Het is belangrijk te beseffen dat sinusbradycardie niet altijd pathologisch is en vaak aangepast moet worden bij sporters [8](#page=8).
#### 1.2.3 Sick sinus disease (sinoatriale ziekte / bradytachy-syndroom)
Sick sinus disease, ook wel bekend als sinoatriale ziekte of bradytachy-syndroom, wordt veroorzaakt door idiopathische fibrose in de sinusknoop en het atrium, vaak geassocieerd met leeftijd, ischemisch hartlijden, cardiomyopathie, of myocarditis [9](#page=9).

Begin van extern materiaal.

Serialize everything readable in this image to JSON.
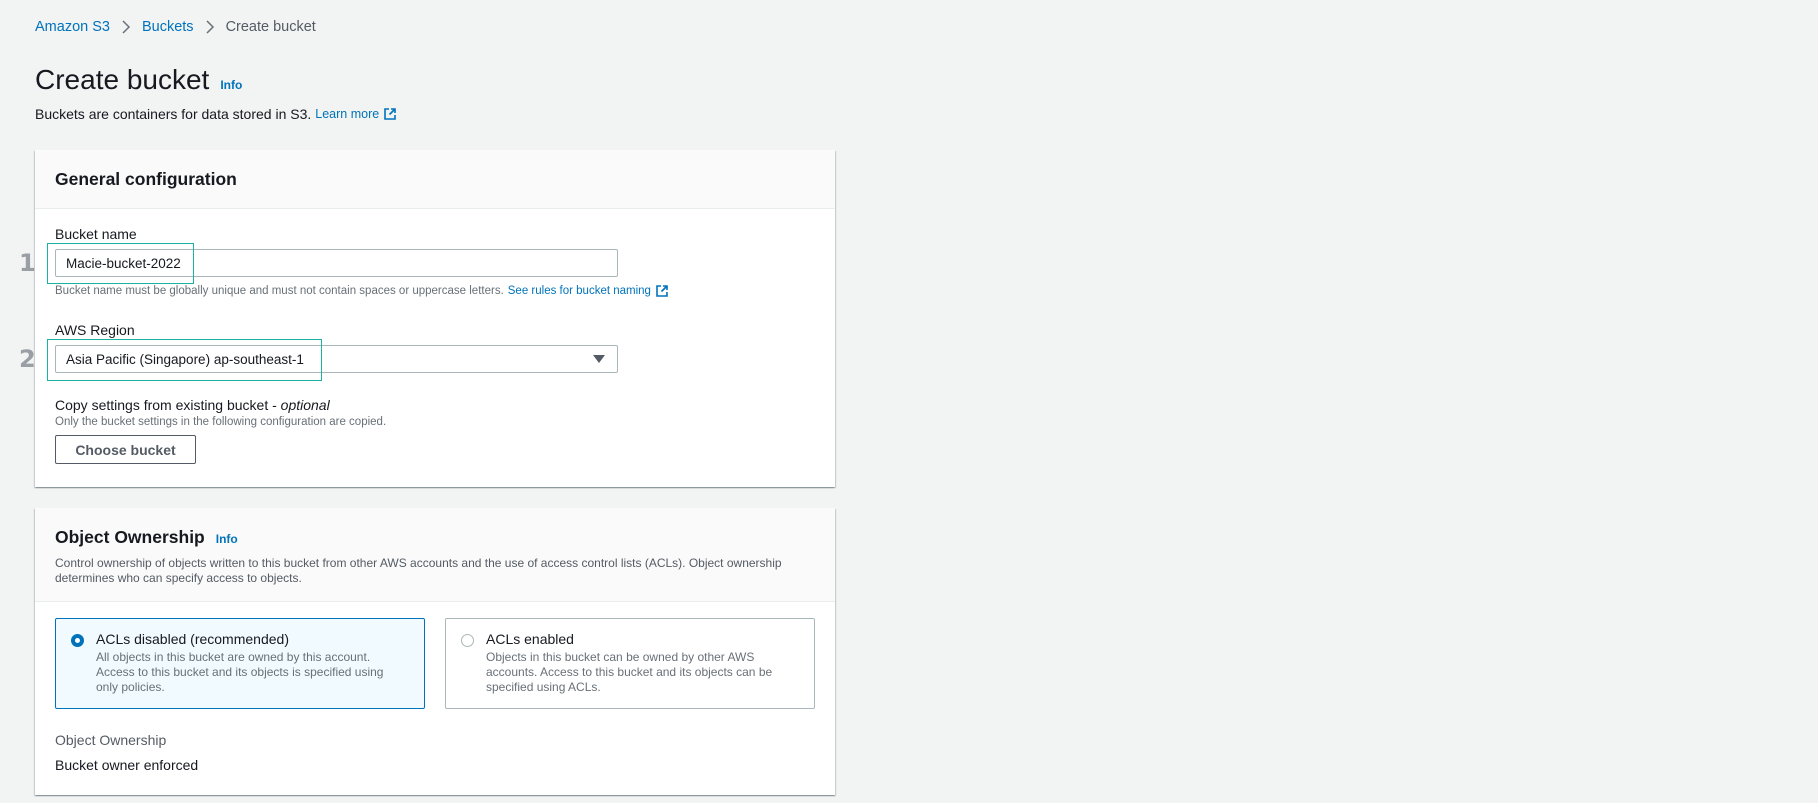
{
  "breadcrumb": {
    "items": [
      "Amazon S3",
      "Buckets"
    ],
    "current": "Create bucket"
  },
  "page": {
    "title": "Create bucket",
    "info": "Info",
    "description": "Buckets are containers for data stored in S3.",
    "learn_more": "Learn more"
  },
  "general_config": {
    "title": "General configuration",
    "bucket_name": {
      "label": "Bucket name",
      "value": "Macie-bucket-2022",
      "hint": "Bucket name must be globally unique and must not contain spaces or uppercase letters.",
      "hint_link": "See rules for bucket naming"
    },
    "region": {
      "label": "AWS Region",
      "value": "Asia Pacific (Singapore) ap-southeast-1"
    },
    "copy_settings": {
      "label": "Copy settings from existing bucket - ",
      "label_optional": "optional",
      "hint": "Only the bucket settings in the following configuration are copied.",
      "button": "Choose bucket"
    }
  },
  "annotations": {
    "step1": "1",
    "step2": "2",
    "highlight_color": "#1ab39d"
  },
  "object_ownership": {
    "title": "Object Ownership",
    "info": "Info",
    "description": "Control ownership of objects written to this bucket from other AWS accounts and the use of access control lists (ACLs). Object ownership determines who can specify access to objects.",
    "options": [
      {
        "label": "ACLs disabled (recommended)",
        "description": "All objects in this bucket are owned by this account. Access to this bucket and its objects is specified using only policies.",
        "selected": true
      },
      {
        "label": "ACLs enabled",
        "description": "Objects in this bucket can be owned by other AWS accounts. Access to this bucket and its objects can be specified using ACLs.",
        "selected": false
      }
    ],
    "setting_label": "Object Ownership",
    "setting_value": "Bucket owner enforced"
  },
  "colors": {
    "link": "#0073bb",
    "background": "#f2f3f3",
    "text": "#16191f"
  }
}
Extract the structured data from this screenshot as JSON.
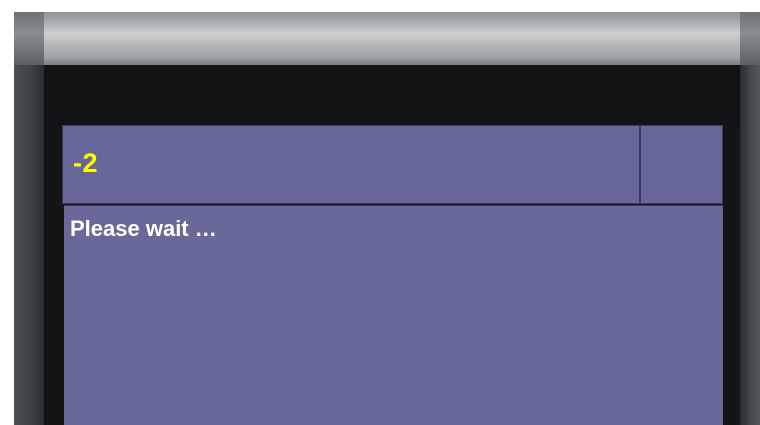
{
  "display": {
    "value": "-2",
    "message": "Please wait …"
  },
  "colors": {
    "panel": "#666798",
    "value_text": "#ffff00",
    "message_text": "#ffffff",
    "background": "#131416"
  }
}
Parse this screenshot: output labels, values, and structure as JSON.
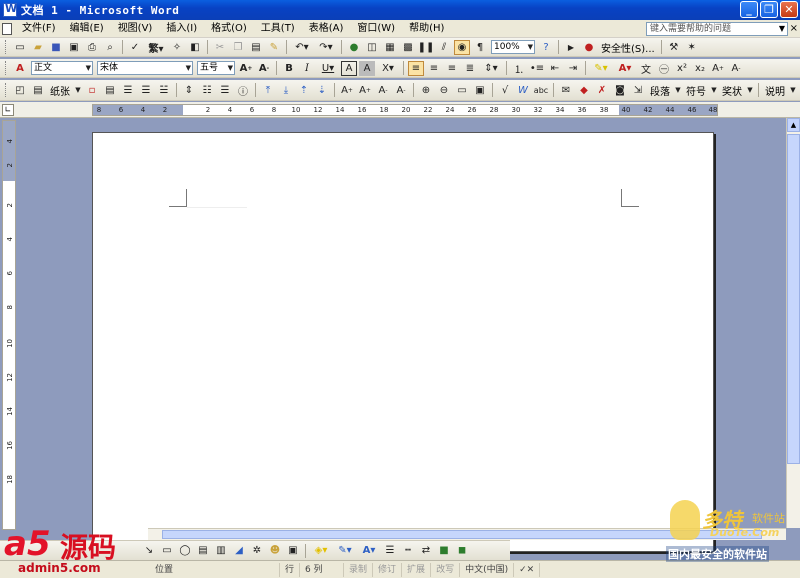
{
  "window": {
    "title": "文档 1 - Microsoft Word",
    "min": "_",
    "max": "❐",
    "close": "✕"
  },
  "menu": {
    "items": [
      "文件(F)",
      "编辑(E)",
      "视图(V)",
      "插入(I)",
      "格式(O)",
      "工具(T)",
      "表格(A)",
      "窗口(W)",
      "帮助(H)"
    ],
    "help_placeholder": "键入需要帮助的问题",
    "close": "×"
  },
  "standard_toolbar": {
    "zoom": "100%",
    "security_label": "安全性(S)..."
  },
  "format_toolbar": {
    "style": "正文",
    "font": "宋体",
    "size": "五号"
  },
  "extra_toolbar": {
    "paper_label": "纸张",
    "paragraph_label": "段落",
    "symbol_label": "符号",
    "award_label": "奖状",
    "explain_label": "说明"
  },
  "hruler": {
    "ticks": [
      "8",
      "6",
      "4",
      "2",
      "2",
      "4",
      "6",
      "8",
      "10",
      "12",
      "14",
      "16",
      "18",
      "20",
      "22",
      "24",
      "26",
      "28",
      "30",
      "32",
      "34",
      "36",
      "38",
      "40",
      "42",
      "44",
      "46",
      "48"
    ]
  },
  "vruler": {
    "ticks": [
      "4",
      "2",
      "2",
      "4",
      "6",
      "8",
      "10",
      "12",
      "14",
      "16",
      "18"
    ]
  },
  "statusbar": {
    "position_label": "位置",
    "line_label": "行",
    "col_label": "6 列",
    "rec": "录制",
    "trk": "修订",
    "ext": "扩展",
    "ovr": "改写",
    "lang": "中文(中国)"
  },
  "watermark_left": {
    "brand": "a5",
    "brand_cn": "源码",
    "url": "admin5.com"
  },
  "watermark_right": {
    "brand_cn": "多特",
    "suffix": "软件站",
    "url": "DuoTe.Com",
    "slogan": "国内最安全的软件站"
  }
}
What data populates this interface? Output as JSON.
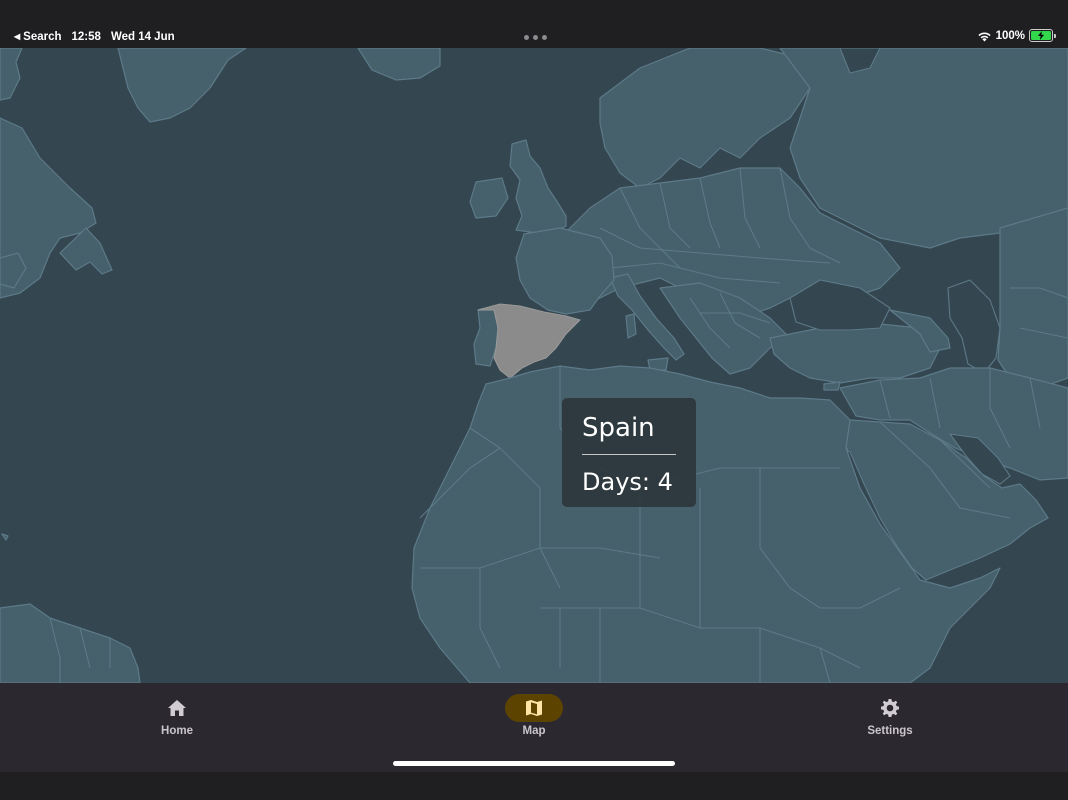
{
  "status_bar": {
    "back_label": "Search",
    "time": "12:58",
    "date": "Wed 14 Jun",
    "battery": "100%",
    "icons": [
      "back-arrow-icon",
      "more-dots-icon",
      "wifi-icon",
      "battery-charging-icon"
    ]
  },
  "map": {
    "highlighted_country": "Spain",
    "tooltip": {
      "title": "Spain",
      "days_label": "Days: 4"
    },
    "colors": {
      "ocean": "#34464f",
      "land": "#46606c",
      "border": "#5d7a88",
      "highlight": "#8b8b8b"
    }
  },
  "tab_bar": {
    "items": [
      {
        "label": "Home",
        "icon": "home-icon",
        "active": false
      },
      {
        "label": "Map",
        "icon": "map-icon",
        "active": true
      },
      {
        "label": "Settings",
        "icon": "gear-icon",
        "active": false
      }
    ],
    "active_color": "#5c4300"
  }
}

* **Klinische presentatie:** Patiënten met sick sinus disease kunnen zowel periodes van sinusbradycardie of sinusarrest ervaren, als afwisselende periodes van atriale tachyaritmieën, zoals boezemflutter of atriumfibrilleren (AF) . Dit samenspel van te trage en te snelle ritmes staat bekend als het bradytachy-syndroom [9](#page=9).
* **Behandeling:** De behandeling is gericht op zowel de bradycarde als de tachycarde componenten. Medicatie kan worden ingezet om de tachy-component te beheersen, terwijl een pacemaker (PM) noodzakelijk is om de bradycarde episodes op te vangen. Wanneer de patiënt te trage polsen heeft, moet de oorzaak gevonden en aangepakt worden [10](#page=10) [9](#page=9).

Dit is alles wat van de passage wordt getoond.